その言い方があまりにしっくりきたのは、遺品の中に残されたひとつのカプセルのせいだった。
金属の箱に、手書きのラベルが貼ってある。やけに筆圧の弱い字で、こう書かれていた。
「哀愁の燻製」
燻銀の筐体には小さなポートがあり、脳波接続用のスロットがひとつ。旧型だ。今は感情の保存なんて誰もやらない。オープンソース感情アーカイブが主流で、個人の情緒なんてクラウド上の匿名データだ。
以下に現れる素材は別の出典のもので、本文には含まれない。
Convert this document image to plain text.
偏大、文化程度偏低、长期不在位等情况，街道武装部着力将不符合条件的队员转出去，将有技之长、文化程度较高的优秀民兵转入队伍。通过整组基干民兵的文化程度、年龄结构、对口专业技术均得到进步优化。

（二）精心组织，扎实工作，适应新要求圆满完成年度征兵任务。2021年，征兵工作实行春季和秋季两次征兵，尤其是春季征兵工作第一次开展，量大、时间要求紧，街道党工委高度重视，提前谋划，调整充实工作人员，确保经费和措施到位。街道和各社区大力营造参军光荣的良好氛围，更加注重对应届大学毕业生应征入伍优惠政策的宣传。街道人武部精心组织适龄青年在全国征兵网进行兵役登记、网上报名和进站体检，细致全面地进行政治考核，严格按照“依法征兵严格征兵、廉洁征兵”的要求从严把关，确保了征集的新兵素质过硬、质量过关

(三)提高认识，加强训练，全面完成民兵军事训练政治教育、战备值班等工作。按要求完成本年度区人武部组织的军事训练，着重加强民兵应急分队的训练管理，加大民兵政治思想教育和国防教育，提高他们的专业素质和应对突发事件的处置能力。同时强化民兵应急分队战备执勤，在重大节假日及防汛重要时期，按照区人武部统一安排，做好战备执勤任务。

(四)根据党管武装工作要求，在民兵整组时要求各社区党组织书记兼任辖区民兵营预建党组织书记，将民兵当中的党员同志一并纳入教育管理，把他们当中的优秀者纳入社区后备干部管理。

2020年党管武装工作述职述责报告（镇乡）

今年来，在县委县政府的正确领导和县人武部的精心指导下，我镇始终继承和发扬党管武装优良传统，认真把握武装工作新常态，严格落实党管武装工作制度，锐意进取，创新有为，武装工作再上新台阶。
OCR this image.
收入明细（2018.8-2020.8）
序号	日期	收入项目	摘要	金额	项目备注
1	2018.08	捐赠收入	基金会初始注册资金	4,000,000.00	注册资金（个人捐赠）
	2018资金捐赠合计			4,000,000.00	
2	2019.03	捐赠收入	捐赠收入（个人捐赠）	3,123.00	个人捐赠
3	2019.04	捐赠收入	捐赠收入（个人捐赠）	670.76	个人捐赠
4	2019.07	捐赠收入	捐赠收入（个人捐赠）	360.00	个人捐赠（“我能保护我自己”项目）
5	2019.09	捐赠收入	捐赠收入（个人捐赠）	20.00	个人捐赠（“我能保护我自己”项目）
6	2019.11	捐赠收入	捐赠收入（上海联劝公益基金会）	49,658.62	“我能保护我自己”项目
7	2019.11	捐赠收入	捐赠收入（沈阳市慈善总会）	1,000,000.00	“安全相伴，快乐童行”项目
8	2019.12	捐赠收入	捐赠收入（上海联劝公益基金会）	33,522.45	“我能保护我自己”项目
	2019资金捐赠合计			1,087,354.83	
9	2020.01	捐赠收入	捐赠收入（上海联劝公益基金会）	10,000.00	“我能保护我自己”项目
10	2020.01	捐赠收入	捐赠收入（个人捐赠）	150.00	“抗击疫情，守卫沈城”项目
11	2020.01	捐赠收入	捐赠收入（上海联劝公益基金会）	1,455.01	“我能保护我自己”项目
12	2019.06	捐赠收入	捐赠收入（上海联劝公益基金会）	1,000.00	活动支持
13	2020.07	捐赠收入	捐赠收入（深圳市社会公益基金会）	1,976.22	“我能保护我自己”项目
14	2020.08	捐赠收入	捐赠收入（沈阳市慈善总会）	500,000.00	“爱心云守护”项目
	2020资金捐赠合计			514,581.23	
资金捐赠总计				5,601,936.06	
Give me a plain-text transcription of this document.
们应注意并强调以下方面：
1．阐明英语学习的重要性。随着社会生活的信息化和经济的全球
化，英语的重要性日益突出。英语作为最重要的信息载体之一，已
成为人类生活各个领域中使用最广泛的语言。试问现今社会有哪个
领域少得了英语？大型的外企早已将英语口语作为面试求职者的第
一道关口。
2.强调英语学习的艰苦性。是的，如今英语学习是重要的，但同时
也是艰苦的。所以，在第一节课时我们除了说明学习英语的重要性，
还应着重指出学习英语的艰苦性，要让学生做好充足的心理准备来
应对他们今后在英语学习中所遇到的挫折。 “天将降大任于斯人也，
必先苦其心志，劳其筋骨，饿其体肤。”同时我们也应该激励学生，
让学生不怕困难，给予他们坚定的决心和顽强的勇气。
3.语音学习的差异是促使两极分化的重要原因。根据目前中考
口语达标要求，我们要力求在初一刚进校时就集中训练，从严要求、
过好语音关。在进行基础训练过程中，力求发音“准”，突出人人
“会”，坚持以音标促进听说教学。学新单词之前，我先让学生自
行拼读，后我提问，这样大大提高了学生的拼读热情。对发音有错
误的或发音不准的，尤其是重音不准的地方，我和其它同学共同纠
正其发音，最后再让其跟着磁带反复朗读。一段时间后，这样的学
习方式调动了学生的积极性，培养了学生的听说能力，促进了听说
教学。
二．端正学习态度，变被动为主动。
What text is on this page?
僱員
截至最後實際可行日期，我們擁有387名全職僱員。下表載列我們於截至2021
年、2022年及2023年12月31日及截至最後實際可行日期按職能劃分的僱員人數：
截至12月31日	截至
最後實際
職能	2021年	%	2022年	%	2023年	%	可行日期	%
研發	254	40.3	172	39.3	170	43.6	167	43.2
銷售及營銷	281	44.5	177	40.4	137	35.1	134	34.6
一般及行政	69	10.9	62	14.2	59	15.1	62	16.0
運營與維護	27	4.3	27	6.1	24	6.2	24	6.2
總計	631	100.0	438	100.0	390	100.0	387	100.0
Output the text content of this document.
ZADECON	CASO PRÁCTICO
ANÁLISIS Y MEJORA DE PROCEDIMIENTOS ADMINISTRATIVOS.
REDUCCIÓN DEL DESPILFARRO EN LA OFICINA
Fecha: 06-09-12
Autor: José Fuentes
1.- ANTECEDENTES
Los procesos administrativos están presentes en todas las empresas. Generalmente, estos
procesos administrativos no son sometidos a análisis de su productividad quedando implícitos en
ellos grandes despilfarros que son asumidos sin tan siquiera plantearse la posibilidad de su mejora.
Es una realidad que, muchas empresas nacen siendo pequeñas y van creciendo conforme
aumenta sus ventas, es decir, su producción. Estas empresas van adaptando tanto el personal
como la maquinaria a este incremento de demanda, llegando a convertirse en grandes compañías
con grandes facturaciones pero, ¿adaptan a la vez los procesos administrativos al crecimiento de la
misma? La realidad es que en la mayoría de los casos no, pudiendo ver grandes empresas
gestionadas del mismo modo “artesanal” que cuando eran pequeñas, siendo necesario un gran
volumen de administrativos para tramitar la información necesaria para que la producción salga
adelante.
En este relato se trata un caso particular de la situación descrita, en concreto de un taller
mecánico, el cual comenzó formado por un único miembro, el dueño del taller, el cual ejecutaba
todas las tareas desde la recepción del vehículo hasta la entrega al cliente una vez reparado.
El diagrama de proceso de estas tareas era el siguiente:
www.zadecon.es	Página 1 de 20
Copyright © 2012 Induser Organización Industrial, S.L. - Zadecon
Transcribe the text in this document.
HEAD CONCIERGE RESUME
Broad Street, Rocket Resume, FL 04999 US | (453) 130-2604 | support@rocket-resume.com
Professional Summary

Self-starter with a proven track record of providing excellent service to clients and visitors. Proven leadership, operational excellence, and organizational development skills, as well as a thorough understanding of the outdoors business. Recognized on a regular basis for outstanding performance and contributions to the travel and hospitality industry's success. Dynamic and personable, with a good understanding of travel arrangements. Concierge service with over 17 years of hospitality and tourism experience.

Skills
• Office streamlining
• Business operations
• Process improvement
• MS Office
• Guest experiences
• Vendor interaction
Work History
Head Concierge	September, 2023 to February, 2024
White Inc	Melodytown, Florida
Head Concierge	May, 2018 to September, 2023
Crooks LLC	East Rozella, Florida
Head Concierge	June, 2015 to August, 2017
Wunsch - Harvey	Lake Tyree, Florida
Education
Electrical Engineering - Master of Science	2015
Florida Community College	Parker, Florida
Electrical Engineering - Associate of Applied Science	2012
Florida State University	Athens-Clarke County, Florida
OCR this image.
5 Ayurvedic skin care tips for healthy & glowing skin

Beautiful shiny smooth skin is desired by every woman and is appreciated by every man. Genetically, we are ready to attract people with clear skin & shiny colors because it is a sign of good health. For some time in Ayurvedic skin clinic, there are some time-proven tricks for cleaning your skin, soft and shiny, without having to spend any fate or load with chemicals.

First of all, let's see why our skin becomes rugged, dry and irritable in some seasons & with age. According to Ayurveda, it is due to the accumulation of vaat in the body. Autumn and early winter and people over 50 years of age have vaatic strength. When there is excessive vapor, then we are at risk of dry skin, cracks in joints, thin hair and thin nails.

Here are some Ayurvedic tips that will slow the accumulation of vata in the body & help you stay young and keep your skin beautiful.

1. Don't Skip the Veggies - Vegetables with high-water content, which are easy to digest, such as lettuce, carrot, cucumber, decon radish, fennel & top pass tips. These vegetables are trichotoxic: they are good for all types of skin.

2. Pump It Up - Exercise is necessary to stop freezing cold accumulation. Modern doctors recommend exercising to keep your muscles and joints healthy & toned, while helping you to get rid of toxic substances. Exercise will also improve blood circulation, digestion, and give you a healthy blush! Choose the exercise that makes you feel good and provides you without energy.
だが、祖父の世代はちがった。感情は密封して、寝かせて、やがて味わうものだった。
燻製のように。じわりと、時をかけて。
大学のラボにある旧型リーダーを無断で起動した。
ヘッドセットをつけ、記憶回路を同期させる。
起動音が、小さくくぐもったように響いた。
一瞬、室内がタバコのような匂いに包まれる――錯覚か、演出か、それとも記憶の中の匂いか。
ぼくの意識は、カプセルの中に降り立つ。
そこには、誰でもない祖父の感情が、低温でゆっくりと揺れていた。
青年だった祖父がバイクの後部座席に、祖母を乗せて走る映像。
風、熱、うなじの皮膚の感覚がある。
後ろから聞こえる、きゃっきゃと弾む音の奥に、怯えと信頼が交錯する、笑いながら揺れる祖母の声。
祖母が倒れた日の病院のベンチ。白い光。
赤子であった僕の父が初めて言葉をしゃべった夜。部屋の片隅のぬいぐるみが笑っていた。
失われた仕事、薄れゆく視力、静かに満たされた無力感。
そのすべてを燻し、閉じ込めることに決めた祖父の手が、感情保存装置のスイッチを押す。
塩気は抜け、苦味は残り、深層のほの温かさだけがゆるく残る。
それは怒りでも希望でもなく、懐かしさでもない。名前のつけられない、だが確かに人間の感情だった。
ぼくは目を開ける。
ヘッドセットを外す。
カプセルはまだ、机の上にある。
煙も、音も、何もない。
ただ、今ならわかる気がする。
祖父がなぜ、その記憶を燻したのか。
それを誰かが開ける未来を、静かに期待していたことを。
封を切られた哀愁は、
もう一度、僕の中で、微かに香り立った。